For sixteen months, Egypt's military council has tried to convince us we are indebted to them for the revolution. In reality it was the military council that was indebted to us for its newfound absolute powers. Today, there's enough debt to go around. The Salafis owe the revolution their newfound political role. The country's liberal forces owe SCAF and the judiciary for the disqualification of Hazem Abu Ismail from the presidential roster. The military is indebted to the Muslim Brotherhood for their silent obedience throughout a year of violence against protesters and revolutionaries -- all of this debt while the country is running in the red. Virtually no single political institution, party, organization, group, or movement possesses a reservoir of absolute legitimacy in the current maelstrom.
Yet the one person whose debts are most colossal is president-elect Mohamed Morsi. Many a commentator and Morsi himself have admitted that even if he were to possess the executive power (recently stripped of him by SCAF's constitutional declaration supplement), the task of balancing the economy, uniting the Egyptian public, managing Egypt's increasingly entangled foreign policy, and most importantly enacting directives that fulfill the revolution's goals of subsidies, dignity, freedom and social justice appears at least insurmountable. But even all of these challenges do not obfuscate his greatest burden. Like Atlas from the Greek myth who was condemned to carry the celestial universe (depicted in art as the Earth) on his shoulders, Morsi bring to the amputated presidential seat un-payable debts.
Perhaps his greatest debt is to the Muslim Brotherhood, which nurtured him for much of his political and professional career and in revelatory form pulled him out of near-obscurity to lead their charge to the presidential palace. He owes Khairat El-Shater, the Brotherhood behemoth for relinquishing the spotlight to him and entrusting him with this task. He cannot forget the organization's investment of tens of millions (if not more) of pounds and dedicating tens of thousands of its loyalists to energize his campaign at a time when many of his competitors like Sabbahi, Abul-Fotouh, Aly, El-Bastawisi, etc., had to struggle to solicit contributions left and right. He owes the Brotherhood's Supreme Guide Badie for his use of his authority and dominion to bestow a complete vetting of him and allowing him to be the face of a long-waited Brotherhood presidency. And to the organization itself that not only nurtured him personally, it facilitated his unlikely meteoric rise in politics by harvesting him from its ranks. All of this should lead us to perceive Morsi's removal from the Brotherhood and FJP membership as a rather unconvincing and gimmicky performance.

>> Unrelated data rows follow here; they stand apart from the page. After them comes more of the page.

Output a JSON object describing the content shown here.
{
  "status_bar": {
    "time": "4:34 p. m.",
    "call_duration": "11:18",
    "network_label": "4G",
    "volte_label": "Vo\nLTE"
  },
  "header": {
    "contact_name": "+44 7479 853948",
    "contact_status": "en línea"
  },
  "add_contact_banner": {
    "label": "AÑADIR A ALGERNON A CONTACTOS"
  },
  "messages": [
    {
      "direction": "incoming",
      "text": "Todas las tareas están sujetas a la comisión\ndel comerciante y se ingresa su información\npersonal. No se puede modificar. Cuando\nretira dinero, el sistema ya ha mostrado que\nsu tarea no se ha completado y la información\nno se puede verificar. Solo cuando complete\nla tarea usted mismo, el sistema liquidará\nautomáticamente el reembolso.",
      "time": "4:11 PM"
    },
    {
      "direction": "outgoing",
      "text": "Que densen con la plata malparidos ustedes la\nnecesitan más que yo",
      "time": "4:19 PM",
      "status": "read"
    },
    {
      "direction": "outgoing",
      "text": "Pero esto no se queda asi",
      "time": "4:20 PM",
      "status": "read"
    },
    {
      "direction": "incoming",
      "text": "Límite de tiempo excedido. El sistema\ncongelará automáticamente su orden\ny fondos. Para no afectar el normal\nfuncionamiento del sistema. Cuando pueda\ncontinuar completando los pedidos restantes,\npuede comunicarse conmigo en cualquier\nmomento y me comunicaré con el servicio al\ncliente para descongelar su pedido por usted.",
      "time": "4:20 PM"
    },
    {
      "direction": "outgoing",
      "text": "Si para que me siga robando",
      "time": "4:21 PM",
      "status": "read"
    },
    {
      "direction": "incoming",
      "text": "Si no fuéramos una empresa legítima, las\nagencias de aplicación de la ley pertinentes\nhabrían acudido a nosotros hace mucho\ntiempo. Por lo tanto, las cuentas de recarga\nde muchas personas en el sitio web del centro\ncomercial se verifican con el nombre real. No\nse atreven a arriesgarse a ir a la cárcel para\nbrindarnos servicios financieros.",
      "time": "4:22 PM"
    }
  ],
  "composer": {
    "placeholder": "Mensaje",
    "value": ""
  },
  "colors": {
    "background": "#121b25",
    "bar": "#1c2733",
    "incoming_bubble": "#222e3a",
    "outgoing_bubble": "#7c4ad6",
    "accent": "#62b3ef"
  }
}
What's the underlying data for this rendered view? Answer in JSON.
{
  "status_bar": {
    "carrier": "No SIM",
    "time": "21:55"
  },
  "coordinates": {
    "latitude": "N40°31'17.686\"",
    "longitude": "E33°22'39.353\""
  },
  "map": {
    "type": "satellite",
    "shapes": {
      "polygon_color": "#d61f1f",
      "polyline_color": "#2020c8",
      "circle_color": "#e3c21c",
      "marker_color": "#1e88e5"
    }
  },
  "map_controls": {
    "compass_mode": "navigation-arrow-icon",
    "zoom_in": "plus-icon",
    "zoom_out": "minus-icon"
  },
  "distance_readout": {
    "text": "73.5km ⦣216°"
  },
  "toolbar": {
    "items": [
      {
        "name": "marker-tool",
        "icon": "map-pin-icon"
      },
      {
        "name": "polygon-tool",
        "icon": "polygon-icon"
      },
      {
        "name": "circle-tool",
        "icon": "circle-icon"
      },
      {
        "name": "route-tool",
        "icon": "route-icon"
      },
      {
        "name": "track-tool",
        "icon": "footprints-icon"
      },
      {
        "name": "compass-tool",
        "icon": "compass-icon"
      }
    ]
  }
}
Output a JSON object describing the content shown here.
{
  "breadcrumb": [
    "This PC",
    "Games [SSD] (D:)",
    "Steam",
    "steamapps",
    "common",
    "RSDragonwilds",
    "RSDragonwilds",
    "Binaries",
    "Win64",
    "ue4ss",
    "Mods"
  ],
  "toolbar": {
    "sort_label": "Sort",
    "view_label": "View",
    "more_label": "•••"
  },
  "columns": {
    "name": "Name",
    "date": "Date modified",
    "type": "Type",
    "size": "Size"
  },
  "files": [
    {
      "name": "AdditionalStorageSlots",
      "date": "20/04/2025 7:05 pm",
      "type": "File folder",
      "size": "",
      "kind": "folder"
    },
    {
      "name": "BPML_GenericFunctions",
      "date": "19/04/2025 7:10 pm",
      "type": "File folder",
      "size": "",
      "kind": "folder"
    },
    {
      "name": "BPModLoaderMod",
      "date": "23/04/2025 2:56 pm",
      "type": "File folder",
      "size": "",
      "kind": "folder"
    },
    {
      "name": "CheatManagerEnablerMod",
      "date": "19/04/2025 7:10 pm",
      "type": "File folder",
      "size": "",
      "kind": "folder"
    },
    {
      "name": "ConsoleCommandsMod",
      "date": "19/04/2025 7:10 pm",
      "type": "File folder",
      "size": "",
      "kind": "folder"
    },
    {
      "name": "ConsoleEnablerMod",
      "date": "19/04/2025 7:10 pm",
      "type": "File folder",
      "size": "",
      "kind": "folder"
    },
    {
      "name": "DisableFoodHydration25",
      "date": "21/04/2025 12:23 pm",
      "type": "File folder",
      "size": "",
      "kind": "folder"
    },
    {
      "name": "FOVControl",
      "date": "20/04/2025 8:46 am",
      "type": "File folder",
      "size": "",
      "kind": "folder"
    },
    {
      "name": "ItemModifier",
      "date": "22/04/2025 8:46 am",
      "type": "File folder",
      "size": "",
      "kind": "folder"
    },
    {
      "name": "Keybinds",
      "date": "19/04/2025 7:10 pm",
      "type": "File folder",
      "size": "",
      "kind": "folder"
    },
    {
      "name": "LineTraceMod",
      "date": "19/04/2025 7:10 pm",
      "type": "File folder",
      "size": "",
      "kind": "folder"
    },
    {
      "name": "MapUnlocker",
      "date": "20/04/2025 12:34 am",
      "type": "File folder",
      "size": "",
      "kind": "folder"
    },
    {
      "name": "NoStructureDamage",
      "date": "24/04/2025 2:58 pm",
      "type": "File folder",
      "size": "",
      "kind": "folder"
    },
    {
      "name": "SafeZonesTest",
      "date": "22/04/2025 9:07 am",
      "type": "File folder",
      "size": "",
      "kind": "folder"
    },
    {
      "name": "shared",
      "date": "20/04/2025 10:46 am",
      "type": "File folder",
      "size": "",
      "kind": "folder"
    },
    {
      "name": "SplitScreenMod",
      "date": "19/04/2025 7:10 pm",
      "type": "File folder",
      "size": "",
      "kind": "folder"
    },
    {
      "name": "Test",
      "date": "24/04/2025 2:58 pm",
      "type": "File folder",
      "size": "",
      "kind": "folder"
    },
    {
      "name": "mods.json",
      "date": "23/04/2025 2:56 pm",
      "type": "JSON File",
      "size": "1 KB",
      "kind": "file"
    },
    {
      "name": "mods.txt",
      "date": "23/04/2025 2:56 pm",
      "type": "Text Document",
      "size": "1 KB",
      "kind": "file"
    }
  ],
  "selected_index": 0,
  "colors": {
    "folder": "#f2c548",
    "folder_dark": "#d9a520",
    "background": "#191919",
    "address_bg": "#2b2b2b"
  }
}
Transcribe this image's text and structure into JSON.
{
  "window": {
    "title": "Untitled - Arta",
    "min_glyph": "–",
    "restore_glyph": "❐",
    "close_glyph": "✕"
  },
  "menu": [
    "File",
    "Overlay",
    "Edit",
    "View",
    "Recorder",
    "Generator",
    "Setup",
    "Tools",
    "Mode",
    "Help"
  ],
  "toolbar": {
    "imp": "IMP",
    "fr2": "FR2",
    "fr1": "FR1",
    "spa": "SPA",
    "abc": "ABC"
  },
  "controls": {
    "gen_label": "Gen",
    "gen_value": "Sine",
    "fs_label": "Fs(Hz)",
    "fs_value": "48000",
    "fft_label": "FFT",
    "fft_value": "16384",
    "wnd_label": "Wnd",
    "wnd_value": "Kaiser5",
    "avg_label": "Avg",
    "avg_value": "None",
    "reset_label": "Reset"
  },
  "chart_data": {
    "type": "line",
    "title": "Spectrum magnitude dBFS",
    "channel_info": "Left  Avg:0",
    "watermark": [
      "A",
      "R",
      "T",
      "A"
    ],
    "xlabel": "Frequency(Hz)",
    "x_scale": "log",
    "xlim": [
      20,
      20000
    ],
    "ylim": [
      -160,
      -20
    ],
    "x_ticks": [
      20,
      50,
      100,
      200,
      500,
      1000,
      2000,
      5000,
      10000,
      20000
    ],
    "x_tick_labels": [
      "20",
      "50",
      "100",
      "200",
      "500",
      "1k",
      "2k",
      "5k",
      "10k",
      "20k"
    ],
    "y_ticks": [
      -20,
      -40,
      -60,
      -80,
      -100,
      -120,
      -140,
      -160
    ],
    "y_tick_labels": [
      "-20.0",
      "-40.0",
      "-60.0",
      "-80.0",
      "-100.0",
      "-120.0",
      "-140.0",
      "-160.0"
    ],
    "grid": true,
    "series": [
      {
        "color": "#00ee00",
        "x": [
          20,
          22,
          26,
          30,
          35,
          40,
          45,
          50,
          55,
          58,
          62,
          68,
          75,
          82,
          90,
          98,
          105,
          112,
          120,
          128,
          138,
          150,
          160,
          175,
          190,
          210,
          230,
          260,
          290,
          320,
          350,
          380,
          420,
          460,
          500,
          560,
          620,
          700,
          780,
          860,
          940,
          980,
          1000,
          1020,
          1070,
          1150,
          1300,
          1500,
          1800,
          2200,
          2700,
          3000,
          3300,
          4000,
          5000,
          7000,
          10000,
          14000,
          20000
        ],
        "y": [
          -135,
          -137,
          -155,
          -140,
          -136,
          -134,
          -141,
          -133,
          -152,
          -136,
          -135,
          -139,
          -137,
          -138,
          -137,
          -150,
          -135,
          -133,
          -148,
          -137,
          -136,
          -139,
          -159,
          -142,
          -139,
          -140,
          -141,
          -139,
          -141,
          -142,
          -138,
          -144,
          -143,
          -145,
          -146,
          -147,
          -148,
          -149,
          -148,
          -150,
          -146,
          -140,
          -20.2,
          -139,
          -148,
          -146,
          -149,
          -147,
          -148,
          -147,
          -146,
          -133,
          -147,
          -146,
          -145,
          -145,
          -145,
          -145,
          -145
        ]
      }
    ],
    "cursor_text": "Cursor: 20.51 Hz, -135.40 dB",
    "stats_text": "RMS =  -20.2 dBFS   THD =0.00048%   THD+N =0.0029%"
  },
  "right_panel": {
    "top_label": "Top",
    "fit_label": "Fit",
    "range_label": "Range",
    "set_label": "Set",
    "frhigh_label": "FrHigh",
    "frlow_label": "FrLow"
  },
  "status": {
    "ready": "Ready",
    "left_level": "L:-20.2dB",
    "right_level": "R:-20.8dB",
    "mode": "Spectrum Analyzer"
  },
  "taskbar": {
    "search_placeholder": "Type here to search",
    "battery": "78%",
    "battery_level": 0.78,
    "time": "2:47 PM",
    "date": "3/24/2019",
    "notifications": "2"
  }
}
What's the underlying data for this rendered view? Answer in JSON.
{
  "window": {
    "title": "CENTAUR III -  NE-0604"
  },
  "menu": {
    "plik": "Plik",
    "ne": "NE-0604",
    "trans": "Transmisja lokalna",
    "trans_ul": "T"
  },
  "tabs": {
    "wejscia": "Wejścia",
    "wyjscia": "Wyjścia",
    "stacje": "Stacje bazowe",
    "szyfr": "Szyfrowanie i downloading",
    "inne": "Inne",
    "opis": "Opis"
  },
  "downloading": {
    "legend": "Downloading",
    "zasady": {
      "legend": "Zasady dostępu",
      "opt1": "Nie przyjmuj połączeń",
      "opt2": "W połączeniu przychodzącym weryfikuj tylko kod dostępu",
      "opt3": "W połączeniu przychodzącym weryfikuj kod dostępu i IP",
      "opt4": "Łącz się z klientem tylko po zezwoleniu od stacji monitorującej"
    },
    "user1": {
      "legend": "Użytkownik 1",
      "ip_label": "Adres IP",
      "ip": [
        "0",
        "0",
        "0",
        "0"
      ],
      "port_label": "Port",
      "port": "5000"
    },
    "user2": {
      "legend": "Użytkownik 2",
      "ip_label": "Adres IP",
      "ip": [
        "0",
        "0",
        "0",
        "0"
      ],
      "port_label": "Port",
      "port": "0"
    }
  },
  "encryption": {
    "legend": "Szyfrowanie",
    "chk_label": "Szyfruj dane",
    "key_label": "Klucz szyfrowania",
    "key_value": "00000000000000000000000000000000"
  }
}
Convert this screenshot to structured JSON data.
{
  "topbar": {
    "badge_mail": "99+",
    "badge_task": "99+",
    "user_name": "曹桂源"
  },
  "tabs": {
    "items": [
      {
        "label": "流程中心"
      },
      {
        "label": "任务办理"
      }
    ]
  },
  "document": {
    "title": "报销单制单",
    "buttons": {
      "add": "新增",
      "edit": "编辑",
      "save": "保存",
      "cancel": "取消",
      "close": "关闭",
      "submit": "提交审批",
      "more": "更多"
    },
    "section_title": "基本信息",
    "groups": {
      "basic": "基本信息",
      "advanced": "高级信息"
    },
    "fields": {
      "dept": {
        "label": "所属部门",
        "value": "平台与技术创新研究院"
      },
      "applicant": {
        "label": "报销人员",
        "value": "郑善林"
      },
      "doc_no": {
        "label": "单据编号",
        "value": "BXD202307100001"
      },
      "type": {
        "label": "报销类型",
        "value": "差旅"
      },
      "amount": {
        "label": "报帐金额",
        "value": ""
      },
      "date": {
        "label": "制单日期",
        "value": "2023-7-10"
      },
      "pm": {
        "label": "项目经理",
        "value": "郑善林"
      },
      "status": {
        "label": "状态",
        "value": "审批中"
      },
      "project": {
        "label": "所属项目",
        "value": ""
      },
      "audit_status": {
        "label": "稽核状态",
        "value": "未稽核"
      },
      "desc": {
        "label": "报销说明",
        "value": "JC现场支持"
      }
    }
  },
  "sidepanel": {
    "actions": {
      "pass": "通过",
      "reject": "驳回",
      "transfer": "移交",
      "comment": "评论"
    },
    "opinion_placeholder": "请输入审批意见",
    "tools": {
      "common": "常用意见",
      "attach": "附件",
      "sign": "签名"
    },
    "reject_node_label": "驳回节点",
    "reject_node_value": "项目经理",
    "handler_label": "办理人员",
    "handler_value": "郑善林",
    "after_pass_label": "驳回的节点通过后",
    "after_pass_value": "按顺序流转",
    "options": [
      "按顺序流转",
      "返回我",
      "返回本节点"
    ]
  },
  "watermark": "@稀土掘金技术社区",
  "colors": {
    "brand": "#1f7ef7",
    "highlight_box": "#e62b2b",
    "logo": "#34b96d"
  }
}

Another major debt is owned to none other than the ruling SCAF who Morsi played a game of rhetorical brinksmanship with over the past few weeks as both flexed their muscles ahead of a seemingly conciliatory conclusion. Arguably, SCAF could have disqualified Morsi from eligibility for any number of reasons, actual or contrived, as they did with other candidates ahead of the election. Additionally, lest we be fooling ourselves, the Presidential Elections Commission (PEC) which in addition to being absolute in its ruling was also appointed by the military council. There are at least five scenarios the PEC could have orchestrated to significantly disadvantaged Morsi, including the disqualification of Shafik which would have fielded an arguably more competitive contender or disbarring Morsi on the grounds of illegal campaigning by the Brotherhood and the FJP. But none of these things happened. Furthermore, SCAF also appeared to choose foregoing a confrontation with the Brotherhood at a time when the military seemed to have growing electoral power behind Shafik's 48 percent vote. So in the end, Morsi is president not simply because of the electoral win, but with a nod from SCAF, a debt he will have to repay and has begun to do so publicly by making public overtures to the council's "wise management" of the post-Mubarak transition.
And if that wasn't enough, perhaps Morsi's greatest debt is to the electorate outside of the Muslim Brotherhood, whose support catapulted him past his contender. To Egypt's revolutionary groups and individuals, from the April 6 Youth and the Ultras groups, from Wael Ghonim to the once-demonized Revolutionary Socialists, Morsi's diametrically opposed camp is extremely wide and polarized pushing him beyond his Brotherhood base. Many of these groups "squeezed a lemon over themselves" (an Egyptian adage meaning bit their tongues and acting against their natural will) and voted for Morsi to defeat the old regime. They did so despite the unflattering and often counterrevolutionary record of the Muslim Brotherhood throughout the transition where they abandoned the protesters during their bloody confrontations with security forces between March 2011 and February 2012. With Morsi having won seven million new votes in the second round compared to the first, arguably a large number of them are those who preferred other candidates over him. They represent more than half of his voters and to them he owes his presidency. This non-Muslim Brotherhood electorate which entrusted Morsi with its vote expect to be vindicated in their support.
At a time when the SCAF has hardened its once flaccid coup just in time to emasculate the incoming president, the unaffiliated revolutionary masses, not just the Muslim Brotherhood, hope Morsi can stand tall and repay their debt.